SF-Horror story from mid 1990s.
Although I had already driven round the base of the mount twice without locating any sign of a mansion, or house of any kind, my natural stubbornness told me that there just had to be a house there. So, ignoring the urge to turn tail and drive 320 kilometres straight back to Melbourne, I started driving slowly around the base of the mountain for a third time.
This time I did see something. But not the missing split-level mansion that my Uncle Lindsay Stafford’s executor Thomas J. Holland had assured me that I would find at the base of Mount Peterson — also known as Haunted Mountain, for reasons that I would soon discover. What I saw was merely a hint of white among the tall, native Australian grasses growing beneath and upon the mount.

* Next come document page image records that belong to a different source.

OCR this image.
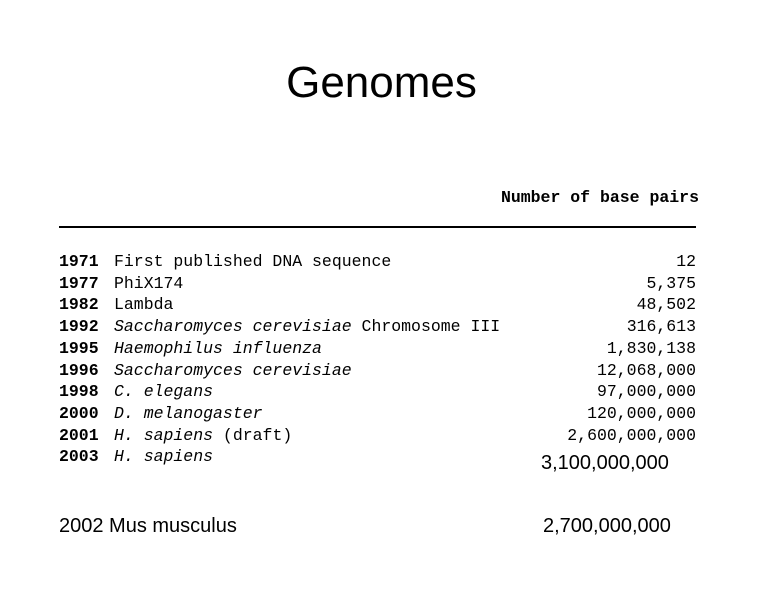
Genomes
Number of base pairs
1971 First published DNA sequence	12
1977 PhiX174	5,375
1982 Lambda	48,502
1992 Saccharomyces cerevisiae Chromosome III	316,613
1995 Haemophilus influenza	1,830,138
1996 Saccharomyces cerevisiae	12,068,000
1998 C. elegans	97,000,000
2000 D. melanogaster	120,000,000
2001 H. sapiens (draft)	2,600,000,000
2003 H. sapiens	3,100,000,000
2002 Mus musculus	2,700,000,000
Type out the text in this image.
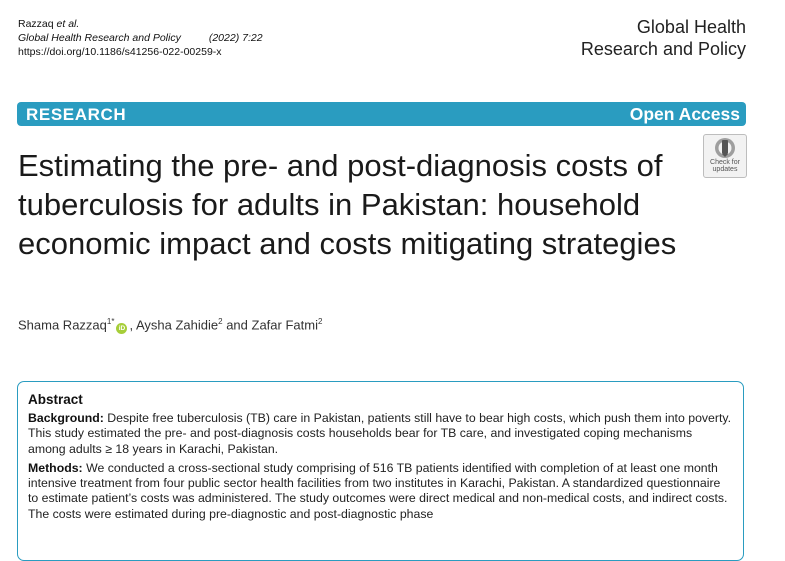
Razzaq et al.
Global Health Research and Policy	(2022) 7:22
https://doi.org/10.1186/s41256-022-00259-x
Global Health
Research and Policy
RESEARCH	Open Access
Estimating the pre- and post-diagnosis costs of tuberculosis for adults in Pakistan: household economic impact and costs mitigating strategies
Check for
updates
Shama Razzaq$^{1*}$iD , Aysha Zahidie$^2$ and Zafar Fatmi$^2$
Abstract

Background: Despite free tuberculosis (TB) care in Pakistan, patients still have to bear high costs, which push them into poverty. This study estimated the pre- and post-diagnosis costs households bear for TB care, and investigated coping mechanisms among adults ≥ 18 years in Karachi, Pakistan.

Methods: We conducted a cross-sectional study comprising of 516 TB patients identified with completion of at least one month intensive treatment from four public sector health facilities from two institutes in Karachi, Pakistan. A standardized questionnaire to estimate patient’s costs was administered. The study outcomes were direct medical and non-medical costs, and indirect costs. The costs were estimated during pre-diagnostic and post-diagnostic phase
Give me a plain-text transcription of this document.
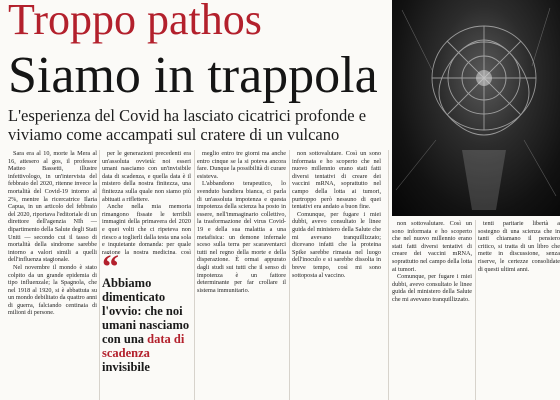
Troppo pathos
Siamo in trappola
L'esperienza del Covid ha lasciato cicatrici profonde e viviamo come accampati sul cratere di un vulcano

Sara era al 10, morte la Mera al 16, attesero al gos, il professor Matteo Bassetti, illustre infettivologo, in un'intervista del febbraio del 2020, ritenne invece la mortalità del Covid-19 intorno al 2%, mentre la ricercatrice Ilaria Capua, in un articolo del febbraio del 2020, riportava l'editoriale di un direttore dell'agenzia NIh — dipartimento della Salute degli Stati Uniti — secondo cui il tasso di mortalità della sindrome sarebbe intorno a valori simili a quelli dell'influenza stagionale.

Nel novembre il mondo è stato colpito da un grande epidemia di tipo influenzale; la Spagnola, che nel 1918 al 1920, si è abbattuta su un mondo debilitato da quattro anni di guerra, falciando centinaia di milioni di persone.

per le generazioni precedenti era un'assoluta ovvietà: noi esseri umani nasciamo con un'invisibile data di scadenza, e quella data è il mistero della nostra finitezza, una finitezza sulla quale non siamo più abituati a riflettere.

Anche nella mia memoria rimangono fissate le terribili immagini della primavera del 2020 e quei volti che ci ripeteva non riesco a toglierli dalla testa una sola e inquietante domanda: per quale ragione la nostra medicina, così

“
Abbiamo dimenticato l'ovvio: che noi umani nasciamo con una data di scadenza invisibile

meglio entro tre giorni ma anche entro cinque se la si poteva ancora fare. Dunque la possibilità di curare esisteva.

L'abbandono terapeutico, lo svenduto bandiera bianca, ci parla di un'assoluta impotenza e questa impotenza della scienza ha posto in essere, nell'immaginario collettivo, la trasformazione del virus Covid-19 e della sua malattia a una metafisica: un demone infernale sceso sulla terra per scaraventarci tutti nel regno della morte e della disperazione. È ormai appurato dagli studi sui tutti che il senso di impotenza è un fattore determinante per far crollare il sistema immunitario.

non sottovalutare. Così un sono informata e ho scoperto che nel nuovo millennio erano stati fatti diversi tentativi di creare dei vaccini mRNA, soprattutto nel campo della lotta ai tumori, purtroppo però nessuno di quei tentativi era andato a buon fine.

Comunque, per fugare i miei dubbi, avevo consultato le linee guida del ministero della Salute che mi avevano tranquillizzato; dicevano infatti che la proteina Spike sarebbe rimasta nel luogo dell'inoculo e si sarebbe dissolta in breve tempo, così mi sono sottoposta al vaccino.

non sottovalutare. Così un sono informata e ho scoperto che nel nuovo millennio erano stati fatti diversi tentativi di creare dei vaccini mRNA, soprattutto nel campo della lotta ai tumori.

Comunque, per fugare i miei dubbi, avevo consultato le linee guida del ministero della Salute che mi avevano tranquillizzato.

tenti paritarie libertà a sostegno di una scienza che in tanti chiamano il pensiero critico, si tratta di un libro che mette in discussione, senza riserve, le certezze consolidate di questi ultimi anni.
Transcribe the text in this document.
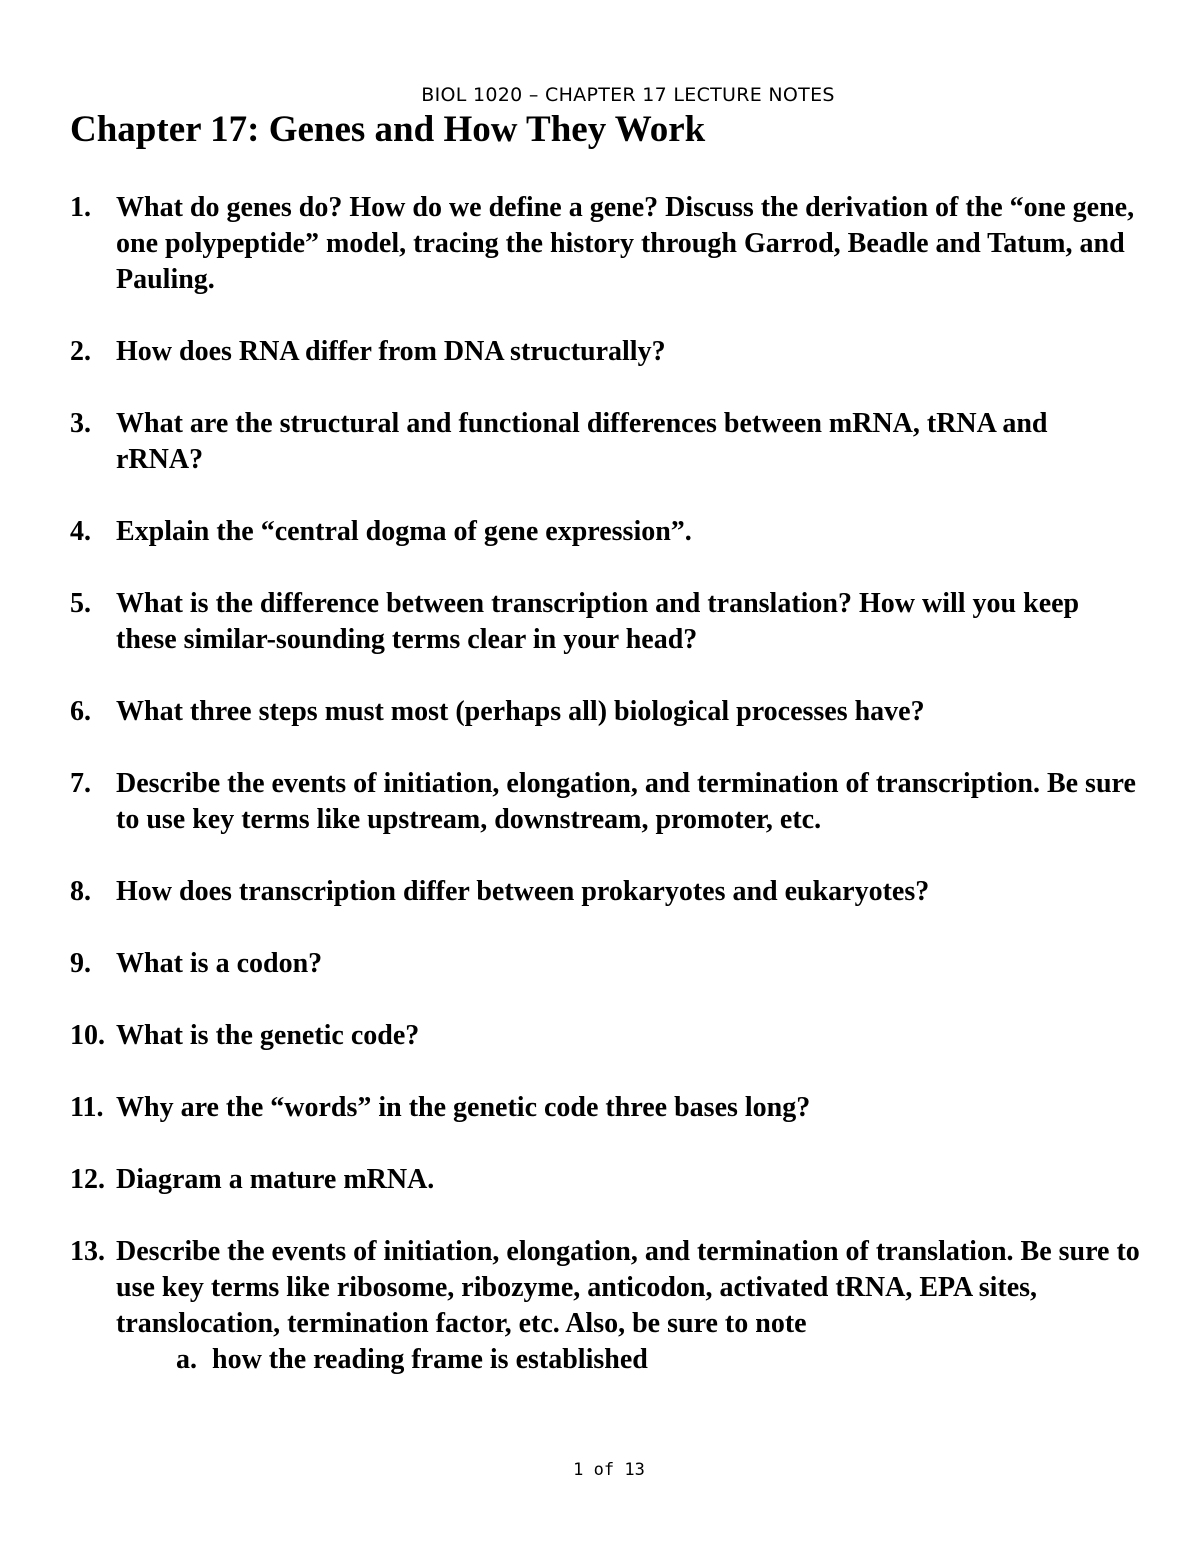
BIOL 1020 – CHAPTER 17 LECTURE NOTES
Chapter 17: Genes and How They Work
1. What do genes do? How do we define a gene? Discuss the derivation of the “one gene, one polypeptide” model, tracing the history through Garrod, Beadle and Tatum, and Pauling.
2. How does RNA differ from DNA structurally?
3. What are the structural and functional differences between mRNA, tRNA and rRNA?
4. Explain the “central dogma of gene expression”.
5. What is the difference between transcription and translation? How will you keep these similar-sounding terms clear in your head?
6. What three steps must most (perhaps all) biological processes have?
7. Describe the events of initiation, elongation, and termination of transcription. Be sure to use key terms like upstream, downstream, promoter, etc.
8. How does transcription differ between prokaryotes and eukaryotes?
9. What is a codon?
10. What is the genetic code?
11. Why are the “words” in the genetic code three bases long?
12. Diagram a mature mRNA.
13. Describe the events of initiation, elongation, and termination of translation. Be sure to use key terms like ribosome, ribozyme, anticodon, activated tRNA, EPA sites, translocation, termination factor, etc. Also, be sure to note
a. how the reading frame is established
1 of 13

Climbing from my Mitsubishi Magna I walked across to examine the white streak, expecting it to be nothing more than a candy wrapper. Instead, it turned out to be the remains of an address post. “William C. Stafford” I could just make out upon the worm-riddled wood that crumbled to dust in my hands.
“So much for the split-level mansion, complete with gables, gambrels, and great bay windows!” I thought, remembering the description which the Fitzroy legal firm had given me over the telephone. “There obviously was some kind of structure here once, but Lord knows how many years, or even decades ago it collapsed into mounds of termite fodder!”
With a frustrated sigh I turned to start back toward my car … Only to see it twenty metres or more up the side of the mountain, slowly reversing up the mount.
“My God, I must have left the stupid thing in gear!” I said starting after the Mitsubishi. Although even as I spoke I realised that it couldn’t possibly explain the car rolling uphill!
Never much of an athlete (having always finished last at school sports meets, to the consternation of my father who had once almost qualified for a place on the Australian Olympic track-and-field team and had hoped his son might actually make the Olympic team. Some hope!) I set off up the mountain without any real expectation of being able to catch the car. To my great surprise though, I found that I could easily lope up the side of the mountain, without even raising a sweat. “If only dad could see me now!” I thought as I sprinted up the mount like a true Olympic athlete.